結論から申し上げますと、故人が持っていた出資者としての地位や契約上の権利は、原則として相続人に引き継がれます。ここでは、出資金の返還請求の可否やリターンの受領権について、法律的な観点からわかりやすく解説します。
クラウドファンディング契約の法的性質と相続
クラウドファンディングは、プラットフォームやプロジェクトの形態(購入型、寄付型、投資型など)によって法的な仕組みが異なります。一般的に普及している「購入型クラウドファンディング」の場合、出資者と起案者の間には「売買契約」または「準委任契約・請負契約」に類似した契約が成立しています。

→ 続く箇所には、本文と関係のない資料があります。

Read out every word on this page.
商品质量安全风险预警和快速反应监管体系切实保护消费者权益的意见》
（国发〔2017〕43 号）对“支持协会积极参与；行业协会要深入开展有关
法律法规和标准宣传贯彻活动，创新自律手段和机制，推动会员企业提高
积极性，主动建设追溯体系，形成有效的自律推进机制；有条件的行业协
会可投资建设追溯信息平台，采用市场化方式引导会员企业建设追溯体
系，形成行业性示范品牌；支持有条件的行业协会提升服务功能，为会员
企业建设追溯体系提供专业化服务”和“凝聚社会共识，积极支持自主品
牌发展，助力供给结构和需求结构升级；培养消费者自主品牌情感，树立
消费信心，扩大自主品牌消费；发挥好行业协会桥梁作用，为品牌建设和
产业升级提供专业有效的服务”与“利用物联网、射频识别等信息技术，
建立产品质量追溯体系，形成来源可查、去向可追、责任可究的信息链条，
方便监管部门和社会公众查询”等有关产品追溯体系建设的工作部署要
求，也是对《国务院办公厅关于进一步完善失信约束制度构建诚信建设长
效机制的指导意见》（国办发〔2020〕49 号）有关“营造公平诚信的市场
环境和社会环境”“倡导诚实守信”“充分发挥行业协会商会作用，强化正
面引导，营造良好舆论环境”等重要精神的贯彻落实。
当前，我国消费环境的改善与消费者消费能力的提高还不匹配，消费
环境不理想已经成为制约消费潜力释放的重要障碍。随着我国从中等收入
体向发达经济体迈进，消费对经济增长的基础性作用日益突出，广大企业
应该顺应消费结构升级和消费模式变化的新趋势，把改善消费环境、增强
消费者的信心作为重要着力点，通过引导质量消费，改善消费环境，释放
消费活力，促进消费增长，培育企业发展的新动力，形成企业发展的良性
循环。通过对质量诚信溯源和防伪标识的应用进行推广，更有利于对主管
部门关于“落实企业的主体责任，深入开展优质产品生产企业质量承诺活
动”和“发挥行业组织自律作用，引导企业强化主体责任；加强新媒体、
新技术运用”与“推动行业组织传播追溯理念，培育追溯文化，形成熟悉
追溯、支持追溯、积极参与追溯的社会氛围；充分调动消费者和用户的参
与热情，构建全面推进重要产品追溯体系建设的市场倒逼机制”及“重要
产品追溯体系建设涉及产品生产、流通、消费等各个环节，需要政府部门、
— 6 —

民法上、金銭債権や物品の引受請求権などの財産権は、一身専属権(その人でなければ行使できない権利)を除き、すべて相続の対象となります。したがって、故人が生前に締結したクラウドファンディングの契約関係は、包括承継人である相続人全員に引き継がれることになります。
リターン(物品・サービス)の受領権の行使
プロジェクトが現在も継続しており、今後リターンが完成・提供される予定である場合、相続人はその受領権を引き継ぎます。
相続人が受領するための手続き
リターンを受け取るためには、起案者(実行者)に対して契約者が死亡した旨を伝え、登録情報の変更や相続人へのリターン送付先指定を行う必要があります。
身分専属的なリターンの扱い
もしリターンが「故人に向けた特別なサービス」や「故人の名前を冠した個別プログラム」など、一身専属的な性質を持つものである場合、相続人はそのサービスの履行を請求することができない場合があります。この点については、プラットフォームの利用規約や個別契約の内容を確認することが不可欠です。
出資金の返還請求は可能か?
「プロジェクトが中止になった場合」や「起案者が途中で連絡を絶ってしまった場合」などにおいて、出資金の返還請求ができるかどうかは、大きな関心事です。
プロジェクト中止や未完成の場合の返金
多くの購入型クラウドファンディングの利用規約では、プロジェクトが不成立に終わった場合や、起案者の都合で中止になった場合の返金規定が定められています。起案者側に債務不履行がある場合、相続人は故人に代わって未完成分の返還請求を行う権利を有します。
単なる遅延や個人の都合による返金の難しさ
一方で、プロジェクトの進行が遅れているだけの場合や、単に「故人が亡くなったから不要になった」という理由だけでは、原則として一方的な契約解除や出資金の返還請求は認められません。契約書や利用規約に記載された免責事項やキャンセルポリシーが優先されるため注意が必要です。
相続人が確認すべき具体的なステップ
故人のスマートフォンやパソコンにクラウドファンディングの利用履歴や支援履歴が見つかった場合、相続人は以下のステップで対応を進めることをおすすめします。
- プラットフォームの登録アカウントを確認し、未完了のプロジェクトがないか調査する
- 各プロジェクトの利用規約およびプロジェクトページに記載された進捗状況を確認する
- 必要に応じて、プラットフォームの運営事務局やプロジェクトの起案者に連絡を取り、契約状況を確認する
- 返金やリターンの引き継ぎに関する権利義務を整理し、遺産分割協議の対象に含めるべきか判断する
クラウドファンディングに関するトラブルや、個別の契約内容の解釈に迷ったときは、相続問題や契約法務に詳しい弁護士などの専門家に相談することで、的確な解決策を見出すことができます。